Jorichi's Character Animation Method:
I will start this explanation by assuming that you already have a design for your character. I will be using my character Becky as an example.
Usually a character sprite is designed in an idle pose, just standing. In order to start making proper animations like running
or jumping you'd need to either visualize the animation frame by frame or use a reference found on the internet (search
"running animation" on google images for example). Things like this really help:
The amount of frames shouldn't matter unless you limit yourself. I usually find the amount of frames through the references images
I found on a google search, I fill in the spots where I feel the need to add a frame.
Anyways, I break down the idle sprite I made into a "wireframe" (basically just an outline with some important lines here and there).
I make this wireframe out of strong and clashing colors so I keep an eye on every part as I animate it.
From Becky to the wireframe will end up looking like this:
Using this wireframe I start making those running frames one by one according to the reference poses. I use paint.net
with a plugin called AnimationHelper
AnimationHelper allows me to quickly check the sprites in animation with the greatest of ease. I just select the first frame, set the amount of frames and the FPS
and I get immediate results. Check the animation every time you change something, to see if it still looks nice compared to the last one.
Keep an eye out on weird proportion changes or things like that, it will be harder to spot later on.
Touch it up where necessary until you are satisfied with the results and move on to the next frame.
Be sure to double check everything on different speeds, you'll find it easier to spot little flaws on a lower FPS.
Once you're satisfied with the results you'll end up having something like this:
Looks familiar, doesn't it?
In the AnimationHelper plugin's preview on 15FPS it will look like this:
Now that I'm satisfied with the wireframe, I'll start coloring it in as a naked sprite. I do this in order to get the shading right, making it easier for later when I add animation in clothing and such. But before I start clothing I add the eyes and mouth to add more animation to the whole thing:
Make sure to copy and past the wireframe and not color in the only thing you have right now, that way you have something to roll back to.
Also note that I changed the ears up a little, they move with the head just like the eyes and the mouth to give the sensation that her head is moving left to right a bit.
I also kept checking the animated preview to see if anything screwed up. With animations you better check every change you make.
At this point I add everything that doesn't need alternate animations.
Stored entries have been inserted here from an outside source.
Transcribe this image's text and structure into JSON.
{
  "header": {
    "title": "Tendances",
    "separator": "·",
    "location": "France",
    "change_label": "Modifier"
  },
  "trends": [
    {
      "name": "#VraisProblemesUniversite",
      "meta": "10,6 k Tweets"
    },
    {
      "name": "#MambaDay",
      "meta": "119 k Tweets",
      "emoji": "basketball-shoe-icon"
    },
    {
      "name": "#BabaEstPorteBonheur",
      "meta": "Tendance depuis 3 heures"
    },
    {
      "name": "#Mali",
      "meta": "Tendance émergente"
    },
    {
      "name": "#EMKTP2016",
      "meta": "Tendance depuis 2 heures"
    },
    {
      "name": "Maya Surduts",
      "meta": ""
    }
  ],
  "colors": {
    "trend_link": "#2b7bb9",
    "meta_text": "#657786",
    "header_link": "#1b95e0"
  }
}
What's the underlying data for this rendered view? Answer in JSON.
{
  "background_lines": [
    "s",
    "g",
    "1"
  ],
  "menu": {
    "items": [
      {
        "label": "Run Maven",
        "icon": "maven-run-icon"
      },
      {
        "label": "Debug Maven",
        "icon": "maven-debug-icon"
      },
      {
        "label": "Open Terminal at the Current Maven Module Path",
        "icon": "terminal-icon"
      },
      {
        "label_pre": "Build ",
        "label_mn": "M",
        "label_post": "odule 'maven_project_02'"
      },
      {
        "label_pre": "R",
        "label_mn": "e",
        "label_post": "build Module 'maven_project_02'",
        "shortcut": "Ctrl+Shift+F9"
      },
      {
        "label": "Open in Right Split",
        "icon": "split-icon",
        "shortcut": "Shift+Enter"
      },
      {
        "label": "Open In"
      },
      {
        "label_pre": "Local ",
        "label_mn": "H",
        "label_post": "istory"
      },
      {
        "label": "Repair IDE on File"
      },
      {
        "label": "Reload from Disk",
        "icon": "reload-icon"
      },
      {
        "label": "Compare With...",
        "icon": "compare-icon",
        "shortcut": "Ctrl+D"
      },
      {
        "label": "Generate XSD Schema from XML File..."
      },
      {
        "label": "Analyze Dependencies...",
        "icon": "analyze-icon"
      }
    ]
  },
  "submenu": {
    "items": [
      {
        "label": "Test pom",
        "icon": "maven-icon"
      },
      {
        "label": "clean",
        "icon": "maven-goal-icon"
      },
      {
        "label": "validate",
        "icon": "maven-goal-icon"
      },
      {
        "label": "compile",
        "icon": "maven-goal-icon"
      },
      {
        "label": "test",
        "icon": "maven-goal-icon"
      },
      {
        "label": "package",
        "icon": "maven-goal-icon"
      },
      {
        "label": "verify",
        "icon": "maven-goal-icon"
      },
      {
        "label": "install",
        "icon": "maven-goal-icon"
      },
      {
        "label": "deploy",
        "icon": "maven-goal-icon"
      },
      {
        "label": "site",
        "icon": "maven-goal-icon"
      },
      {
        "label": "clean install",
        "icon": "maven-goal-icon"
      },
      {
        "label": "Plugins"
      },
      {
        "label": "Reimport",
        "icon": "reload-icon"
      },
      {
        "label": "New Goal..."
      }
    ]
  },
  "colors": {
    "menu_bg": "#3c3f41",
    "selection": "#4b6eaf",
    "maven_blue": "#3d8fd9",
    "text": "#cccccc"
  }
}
For Becky that is her boots, shorts and shirt (her vest is animated so I left that out for now):
I changed the shading of the clothes a bit, but not much.
Also here I keep checking the animation if the boots, shorts or shirt didn't make any odd shifts or something.
Now comes the trickiest bit for Becky; her hair. Some characters will have a cape, scarf or hair flapping in the wind, so Becky's hair is a good example for such things.
I break down these animations into several steps. First I do the hair on the top of her head, the bit that doesn't do much moving around.
For such small movement in the lock of her hair I simply used a trial and error method. Flat coloring of these kind of things makes it easy to track their overall movement. I basically did the same for the bottom half of her hair and then shaded it. I tried to follow a wave pattern with the flat colored hair that follows the bouncing up and down of her animation.
The jacket I added in the second row is done by using a second layer. I drew it on that layer, pasted it down whenever I wanted to preview it and used the
undo function whenever I wasn't satisfied with the results (the AnimationHelper doesn't preview mulitple layers for you, so that's why).
The Third row is the final result after fixing all the flaws you guys pointed out in the art thread, thank you guys for that.Feedback is gold.
So a little recap (if helpful at all):
1. Create wireframe.
2. Create animation using wireframe to get basic frames down with help of references, edit where necessary.
3. Color it in. Add small details to face if necessary. Lay down a basic shading.
4. Add colors and details that don't require any or much animation.
5. Add other bigger animations to clothing or hair using simple step by step techniques like using layers or flat colored objects.
So that wraps up my method of animations in characters. I hope you guys enjoyed it and I also hope it will come to use to some of you.